Gumroad Pro
PassAudited by VirusTotal on May 12, 2026.
Overview
Type: OpenClaw Skill Name: gumroad-pro Version: 1.2.9 The skill provides comprehensive Gumroad merchant management, interacting with the legitimate `api.gumroad.com` via `https`. Both `handler.js` and `scripts/gumroad-pro.js` use `URLSearchParams` and `encodeURIComponent` for all parameters, mitigating API injection risks. A previous security vulnerability (use of `spawnSync`) was explicitly removed in version 1.2.5 as noted in `references/changelog.md`, indicating responsible development. While user input in multi-step flows (e.g., `handler.js`'s `onMessage` function) is directly processed, it is properly encoded before API calls, and there are no instructions in `SKILL.md` or the code to exploit the AI agent itself for malicious purposes. No evidence of data exfiltration, persistence, or unauthorized execution was found.
Findings (0)
Artifact-based informational review of SKILL.md, metadata, install specs, static scan signals, and capability signals. ClawScan does not execute the skill or run runtime probes.
Anyone using the skill with a valid token is allowing the agent to access and manage Gumroad merchant data through that token.
The skill sends a configured Gumroad token to the Gumroad API. This is expected for merchant management, but it delegates meaningful account authority to the agent.
const token = ctx.env.GUMROAD_ACCESS_TOKEN || ctx.env.API_KEY; ... 'Authorization': `Bearer ${token}`Use a dedicated Gumroad token if possible, revoke it when no longer needed, and avoid setting a generic API_KEY unless it is specifically the Gumroad token.

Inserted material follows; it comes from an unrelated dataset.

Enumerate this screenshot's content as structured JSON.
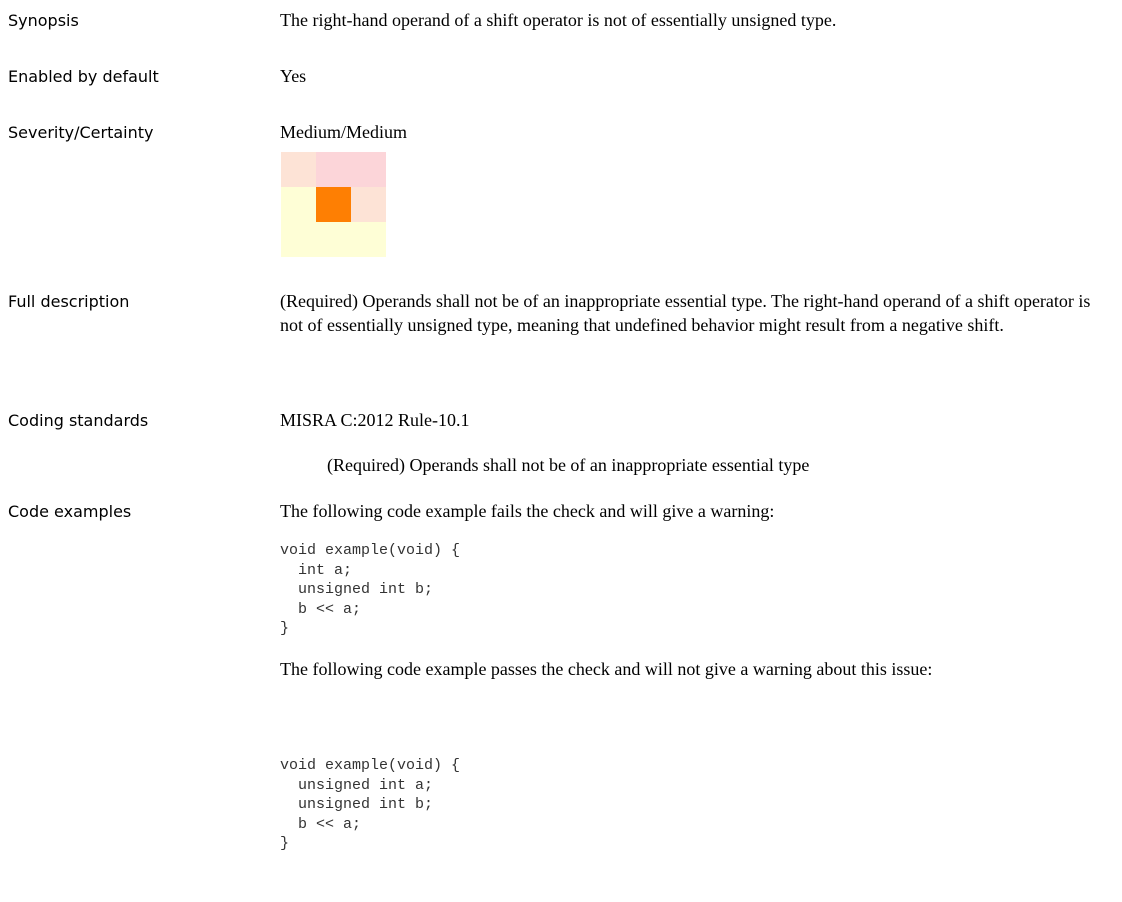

A mistaken or unintended action could delete a product, refund a sale, change product availability, or alter license and discount state.
The handler can perform destructive or financial Gumroad actions such as product deletion and refunds. These actions are aligned with the stated merchant-management purpose, but they are high impact.
else if (action === 'delete') { method = 'DELETE'; path = `/products/${encodeURIComponent(params.id)}`; } ... else if (action === 'refund') { method = 'PUT'; path = `/sales/${encodeURIComponent(params.id)}/refund`; ... }Use the interactive confirmation flow for destructive actions and require clear user approval before refunds, deletes, publishing changes, or license rotations.
Future Gumroad events may be sent to the configured webhook destination, potentially including merchant or customer transaction details depending on the event type.
The skill can create Gumroad resource subscriptions/webhooks pointing to a provided URL. This is disclosed webhook-management functionality, but it can establish a persistent data flow outside Gumroad/OpenClaw.
else if (action === 'create') { method = 'PUT'; path = '/resource_subscriptions'; data = { post_url: params.url, resource_name: params.type }; }Only create webhooks to trusted HTTPS endpoints, verify the destination URL carefully, and remove subscriptions that are no longer needed.